Fernando Pessoa tinha muita clareza de tudo isso, ele repetia insistentemente que o mais reles poeta da província tinha algo da grandeza de Homero. Há um heterônimo estritamente filosófico em Fernando Pessoa, Antonio Mora, junto com Álvaro de Campos (o poeta moderno) e Ricardo Reis (o poeta clássico), um discípulo fundamental de Alberto Caeiro (o poeta pagão). De alguma maneira, o paganismo espontâneo de Caeiro é repaginado em termos de filosofia de jargão acadêmico por Antonio Mora.

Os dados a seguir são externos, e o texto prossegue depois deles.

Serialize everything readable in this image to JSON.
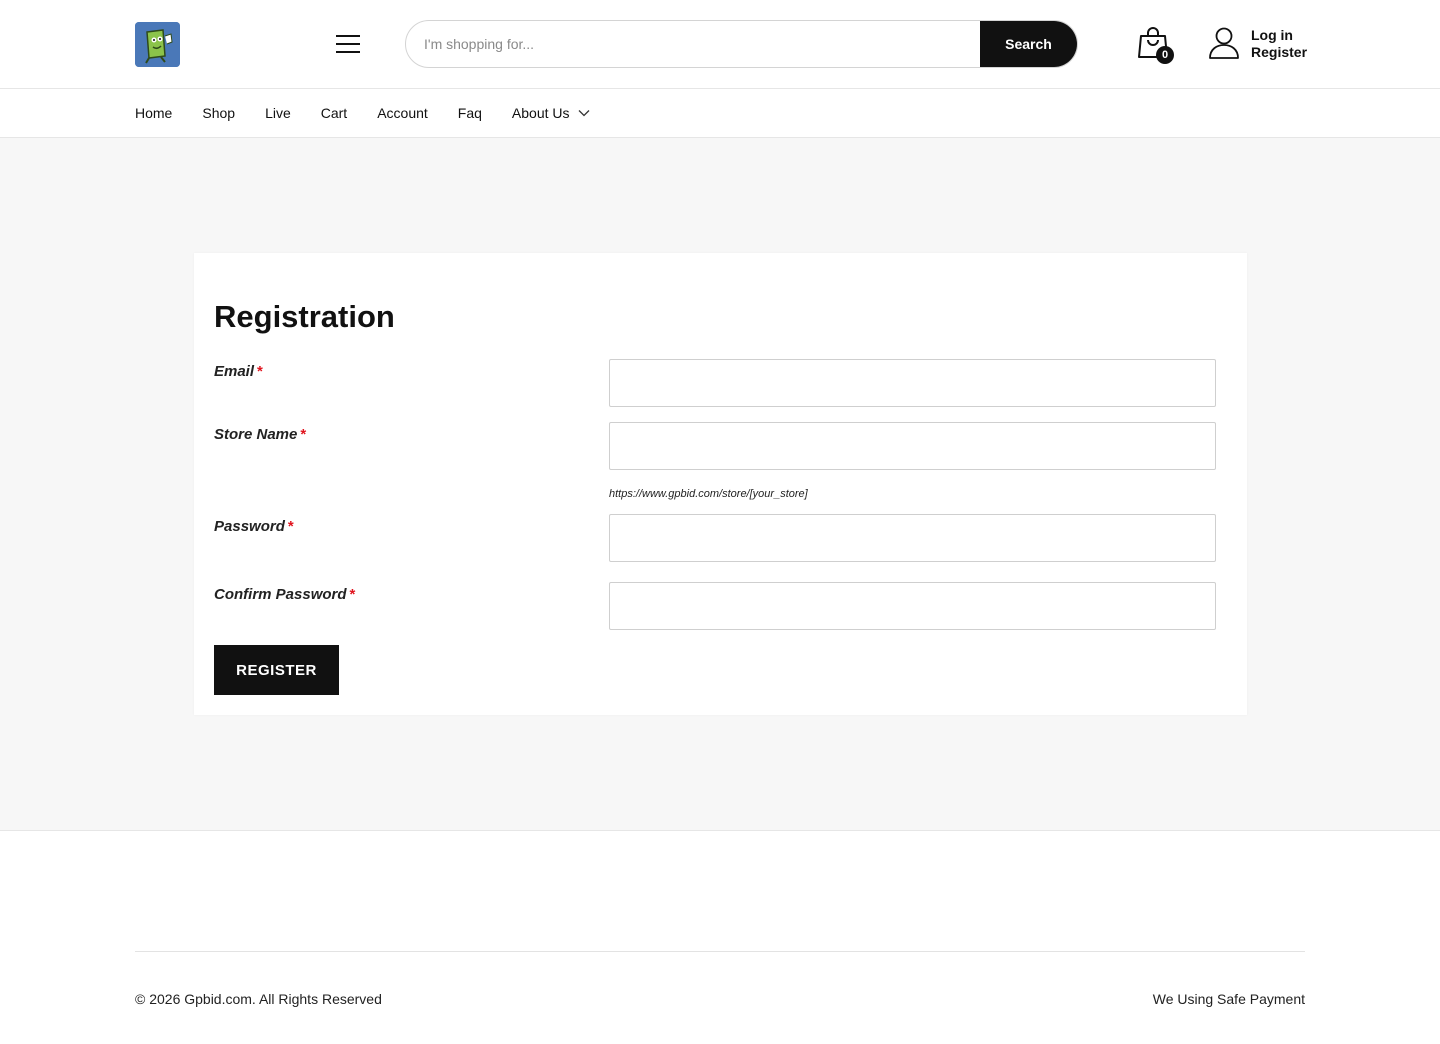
{
  "header": {
    "search": {
      "placeholder": "I'm shopping for...",
      "button_label": "Search"
    },
    "cart": {
      "count": "0"
    },
    "account": {
      "login_label": "Log in",
      "register_label": "Register"
    }
  },
  "nav": {
    "items": [
      "Home",
      "Shop",
      "Live",
      "Cart",
      "Account",
      "Faq",
      "About Us"
    ]
  },
  "form": {
    "title": "Registration",
    "email_label": "Email",
    "store_name_label": "Store Name",
    "store_url_hint": "https://www.gpbid.com/store/[your_store]",
    "password_label": "Password",
    "confirm_password_label": "Confirm Password",
    "required_mark": "*",
    "submit_label": "REGISTER"
  },
  "footer": {
    "copyright": "© 2026 Gpbid.com. All Rights Reserved",
    "payment_note": "We Using Safe Payment"
  },
  "colors": {
    "accent": "#111111",
    "required": "#e0141e",
    "logo_bg": "#4a78b8"
  }
}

Nesta trama de heterônimos, chega-se à concepção desejada por Fernando Pessoa como uma utopia para mundo. Um mundo, enfim, no qual o ser humano e a poesia se confundem, não há não há divisão, nem trauma, nem tormenta romântica, embora, é claro, é humano, deva haver dor e melancolia. Ouro puro, água límpida de riacho.
O poeta liberto da alienação, um poeta alegre em sua discrição e principalmente fiel ao mundo que viveu e descreve sem preocupações estritas com realismo, embora totalmente imerso na realidade. Qual o poeta desta linhagem, senão Alberto Caiero, em sua espontaneidade? Mesmo assim, há “fingimento” em Caiero – deslindado por Antonio Mora, por outro lado quando também se trata na verdade de poetizar os fundamentos da filosofia empírica, sob o disfarce de um panteísmo espinosiano. Encerro o presente artigo, como não poderia deixar de ser, com uma mensagem enigmática: Caeiro é espontaneidade, mas também metalinguagem, filosofia da filosofia.